Obviously, I'm very pleased with the dv4000. Let me summarize the major points:
Conclusion (who should buy?)
This was just the right computer for my needs. If I hadn't purchased the extra 6 cell battery and the remote, I would have a machine that is capable of playing all modern games for less than $1,200. For anyone looking for a mainstream notebook, the dv4000 deserves at least a good look.
The Hewlett-Packard dv4000 with x700 graphics is frequently and properly recommended for people shopping for a portable, affordable gaming notebook.
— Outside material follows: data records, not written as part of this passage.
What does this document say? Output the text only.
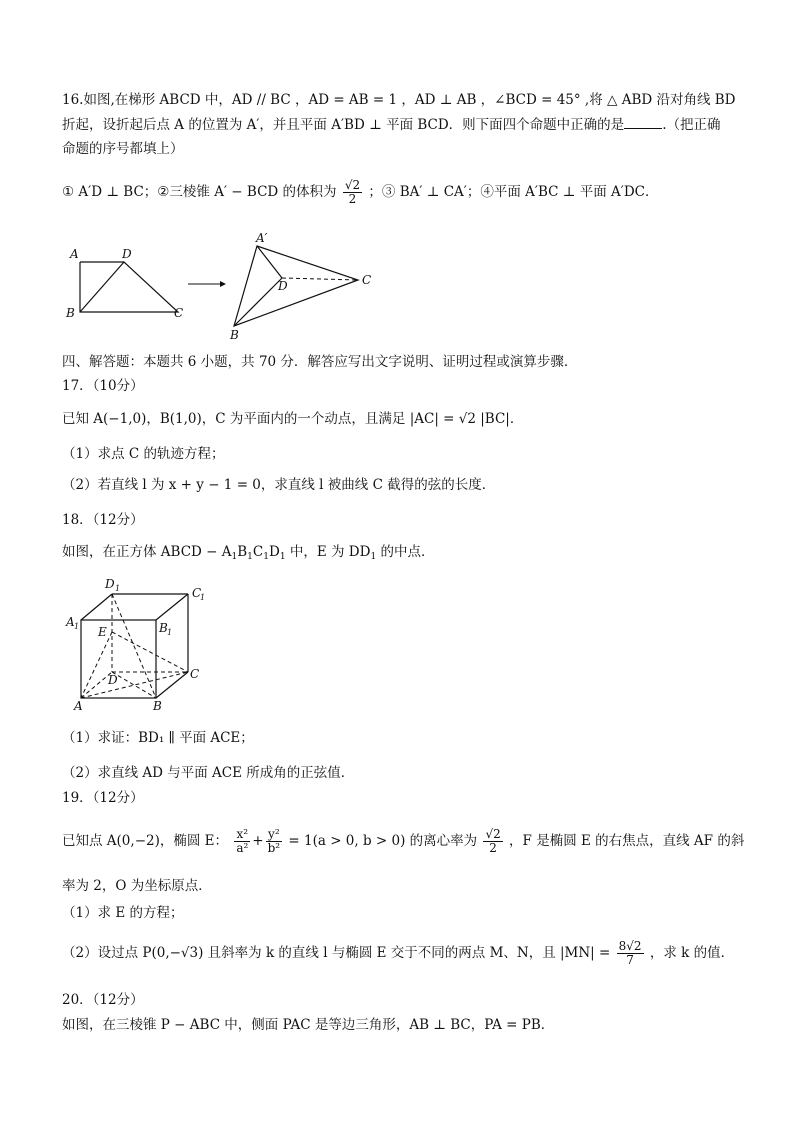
16.如图,在梯形 ABCD 中，AD // BC ，AD = AB = 1 ，AD ⊥ AB ，∠BCD = 45° ,将 △ ABD 沿对角线 BD
折起，设折起后点 A 的位置为 A′，并且平面 A′BD ⊥ 平面 BCD．则下面四个命题中正确的是	.（把正确
命题的序号都填上）
① A′D ⊥ BC；②三棱锥 A′ − BCD 的体积为 $\frac{√2}{2}$ ；③ BA′ ⊥ CA′；④平面 A′BC ⊥ 平面 A′DC．
A	D
B	C
A′
D	C
B
四、解答题：本题共 6 小题，共 70 分．解答应写出文字说明、证明过程或演算步骤．
17．（10分）
已知 A(−1,0)，B(1,0)，C 为平面内的一个动点，且满足 |AC| = √2 |BC|．
（1）求点 C 的轨迹方程；
（2）若直线 l 为 x + y − 1 = 0，求直线 l 被曲线 C 截得的弦的长度．
18．（12分）
如图，在正方体 ABCD − $A_1B_1C_1D_1$ 中，E 为 $DD_1$ 的中点．
D 1	C
1
A 1	B 1
E
D	C
A	B
（1）求证：BD₁ ∥ 平面 ACE；
（2）求直线 AD 与平面 ACE 所成角的正弦值．
19．（12分）
已知点 A(0,−2)，椭圆 E： $\frac{\text{x²}}{\text{a²}} + \frac{\text{y²}}{\text{b²}} = 1(a > 0$, b > 0) 的离心率为 $\frac{√2}{2}$ ，F 是椭圆 E 的右焦点，直线 AF 的斜
率为 2，O 为坐标原点．
（1）求 E 的方程；
（2）设过点 P(0,−√3) 且斜率为 k 的直线 l 与椭圆 E 交于不同的两点 M、N，且 $|MN| = \frac{8√2}{7}$ ，求 k 的值．
20．（12分）
如图，在三棱锥 P − ABC 中，侧面 PAC 是等边三角形，AB ⊥ BC，PA = PB．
This is the perfect computer for a person looking for the most bang for each buck spent. The Pentium M 750 is widely regarded as the sweet spot on the price/performance scale and the x700 is a very capable and cool graphics solution. The 5400 RPM drive is a performance must, and the RAM really should be pumped up to one gigabyte for gaming. If the promotion for a free upgrade to 512 MB was not going on at the time of my purchase, I would have purchased the minimum 256 Megs and upgraded to a Gig before even powering the computer on. With the upgrade, though, the computer is very useable for now until I have the spare cash to upgrade to 2 GB.
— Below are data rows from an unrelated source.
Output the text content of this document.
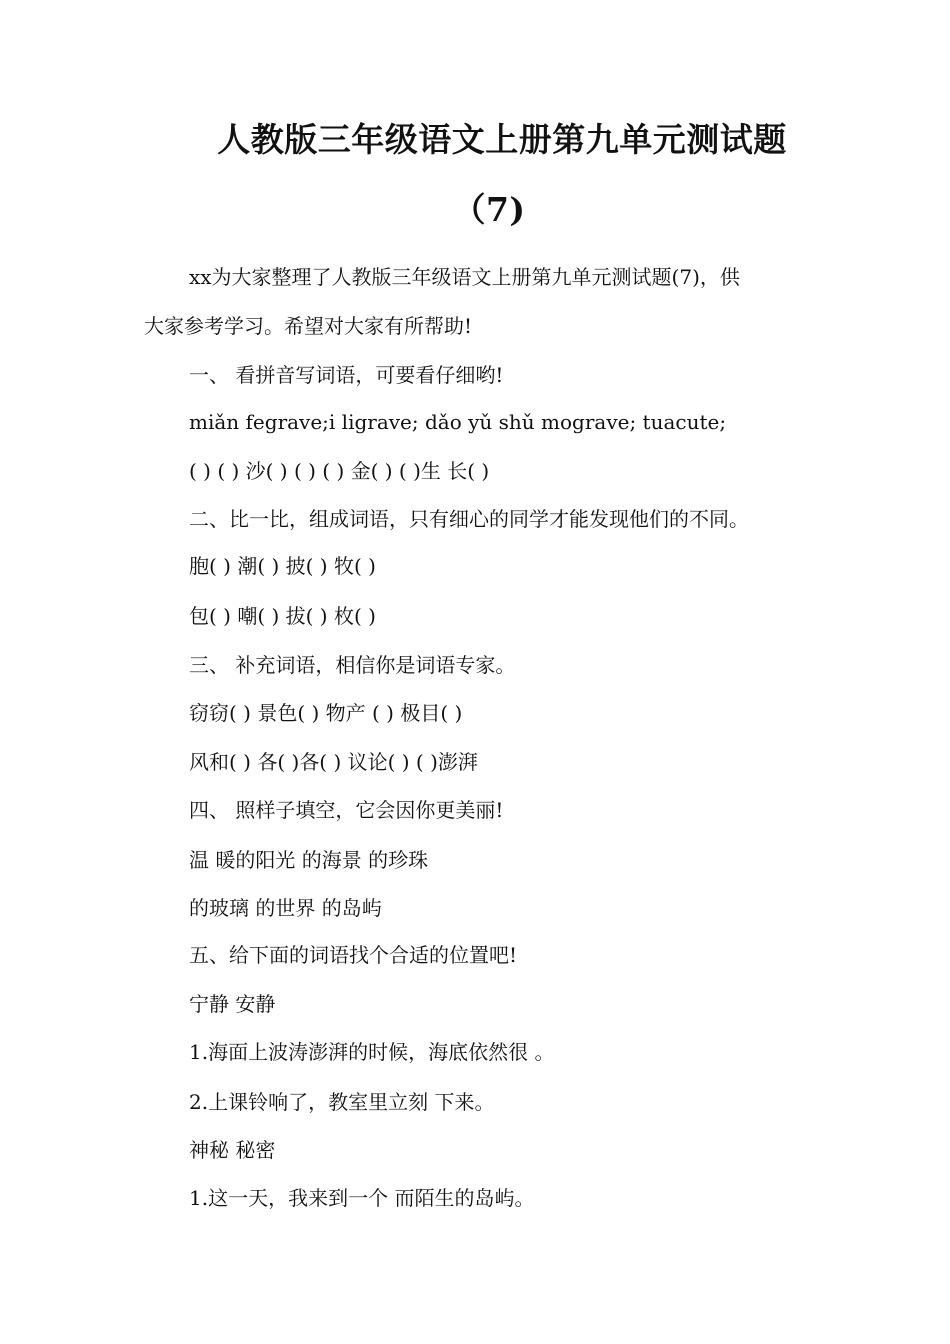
人教版三年级语文上册第九单元测试题
（7)
xx为大家整理了人教版三年级语文上册第九单元测试题(7)，供
大家参考学习。希望对大家有所帮助!
一、 看拼音写词语，可要看仔细哟!
miǎn fegrave;i ligrave; dǎo yǔ shǔ mograve; tuacute;
( ) ( ) 沙( ) ( ) ( ) 金( ) ( )生 长( )
二、比一比，组成词语，只有细心的同学才能发现他们的不同。
胞( ) 潮( ) 披( ) 牧( )
包( ) 嘲( ) 拔( ) 枚( )
三、 补充词语，相信你是词语专家。
窃窃( ) 景色( ) 物产 ( ) 极目( )
风和( ) 各( )各( ) 议论( ) ( )澎湃
四、 照样子填空，它会因你更美丽!
温 暖的阳光 的海景 的珍珠
的玻璃 的世界 的岛屿
五、给下面的词语找个合适的位置吧!
宁静 安静
1.海面上波涛澎湃的时候，海底依然很 。
2.上课铃响了，教室里立刻 下来。
神秘 秘密
1.这一天，我来到一个 而陌生的岛屿。
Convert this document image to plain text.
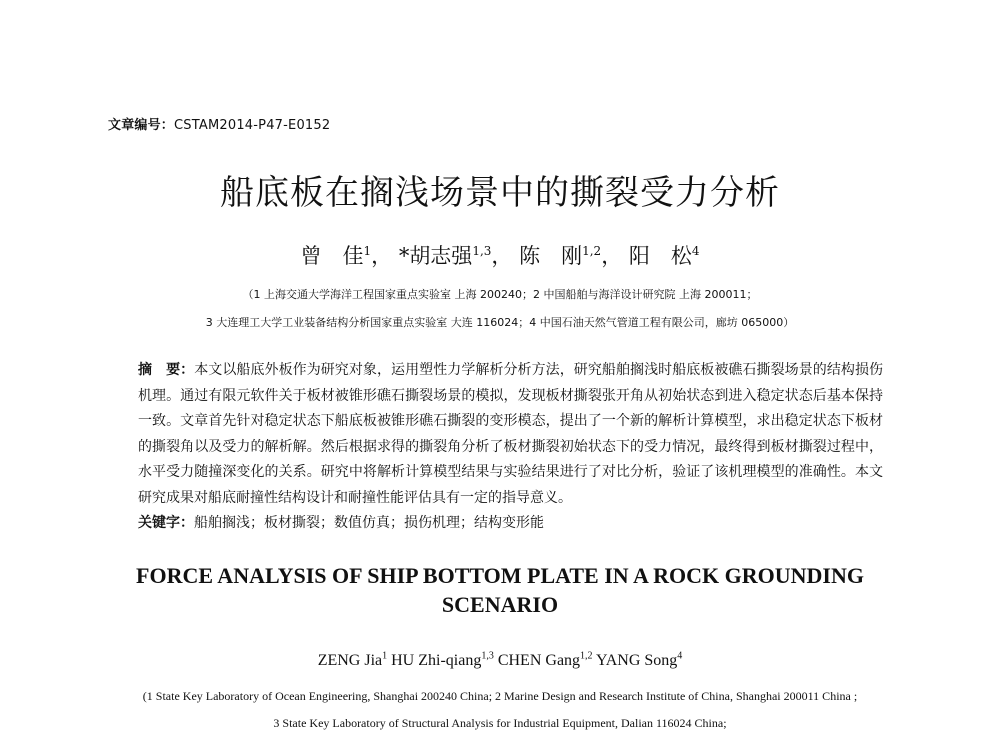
文章编号：CSTAM2014-P47-E0152
船底板在搁浅场景中的撕裂受力分析
曾　佳$^1$， *胡志强$^{1,3}$， 陈　刚$^{1,2}$， 阳　松$^4$
（1 上海交通大学海洋工程国家重点实验室 上海 200240；2 中国船舶与海洋设计研究院 上海 200011；
3 大连理工大学工业装备结构分析国家重点实验室 大连 116024；4 中国石油天然气管道工程有限公司，廊坊 065000）
摘　要：本文以船底外板作为研究对象，运用塑性力学解析分析方法，研究船舶搁浅时船底板被礁石撕裂场景的结构损伤机理。通过有限元软件关于板材被锥形礁石撕裂场景的模拟，发现板材撕裂张开角从初始状态到进入稳定状态后基本保持一致。文章首先针对稳定状态下船底板被锥形礁石撕裂的变形模态，提出了一个新的解析计算模型，求出稳定状态下板材的撕裂角以及受力的解析解。然后根据求得的撕裂角分析了板材撕裂初始状态下的受力情况，最终得到板材撕裂过程中，水平受力随撞深变化的关系。研究中将解析计算模型结果与实验结果进行了对比分析，验证了该机理模型的准确性。本文研究成果对船底耐撞性结构设计和耐撞性能评估具有一定的指导意义。
关键字：船舶搁浅；板材撕裂；数值仿真；损伤机理；结构变形能
FORCE ANALYSIS OF SHIP BOTTOM PLATE IN A ROCK GROUNDING
SCENARIO
ZENG Jia$^1$ HU Zhi-qiang$^{1,3}$ CHEN Gang$^{1,2}$ YANG Song$^4$
(1 State Key Laboratory of Ocean Engineering, Shanghai 200240 China; 2 Marine Design and Research Institute of China, Shanghai 200011 China ;
3 State Key Laboratory of Structural Analysis for Industrial Equipment, Dalian 116024 China;
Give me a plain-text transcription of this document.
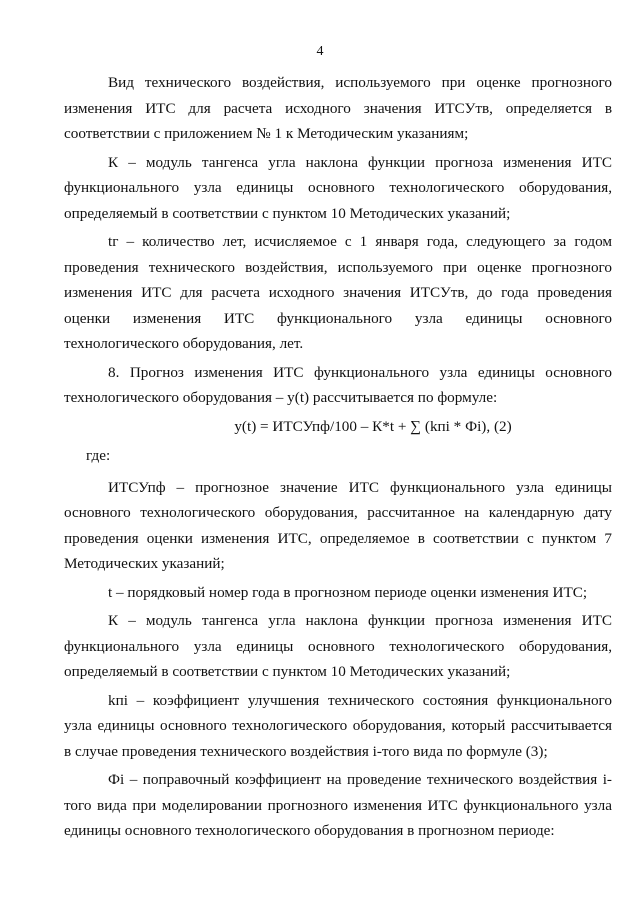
4

Вид технического воздействия, используемого при оценке прогнозного изменения ИТС для расчета исходного значения ИТСУтв, определяется в соответствии с приложением № 1 к Методическим указаниям;

К – модуль тангенса угла наклона функции прогноза изменения ИТС функционального узла единицы основного технологического оборудования, определяемый в соответствии с пунктом 10 Методических указаний;

tг – количество лет, исчисляемое с 1 января года, следующего за годом проведения технического воздействия, используемого при оценке прогнозного изменения ИТС для расчета исходного значения ИТСУтв, до года проведения оценки изменения ИТС функционального узла единицы основного технологического оборудования, лет.

8. Прогноз изменения ИТС функционального узла единицы основного технологического оборудования – y(t) рассчитывается по формуле:

y(t) = ИТСУпф/100 – К*t + ∑ (kпi * Фi), (2)
где:

ИТСУпф – прогнозное значение ИТС функционального узла единицы основного технологического оборудования, рассчитанное на календарную дату проведения оценки изменения ИТС, определяемое в соответствии с пунктом 7 Методических указаний;

t – порядковый номер года в прогнозном периоде оценки изменения ИТС;

К – модуль тангенса угла наклона функции прогноза изменения ИТС функционального узла единицы основного технологического оборудования, определяемый в соответствии с пунктом 10 Методических указаний;

kпi – коэффициент улучшения технического состояния функционального узла единицы основного технологического оборудования, который рассчитывается в случае проведения технического воздействия i-того вида по формуле (3);

Фi – поправочный коэффициент на проведение технического воздействия i-того вида при моделировании прогнозного изменения ИТС функционального узла единицы основного технологического оборудования в прогнозном периоде:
Someone looking for an ultraportable or for a very durable machine should look elsewhere. The extreme gamer will demand even more GPU power and higher resolutions than the dv4000 offers. This computer is good for the notebook gamer on a budget or for a student who wants good gaming performance while still retaining some of the portability that notebooks were designed for in the first place. The added multimedia features of the QuickPlay controls and remote are icing in this cake: we've got a pretty neat media notebook, too.
No computer can be the best at everything, and few are the best at more than one thing. The dv4000 is the best at something, in my opinion: The dv4000 does everything pretty darned well at a price point that most computer purchases should be able to reach.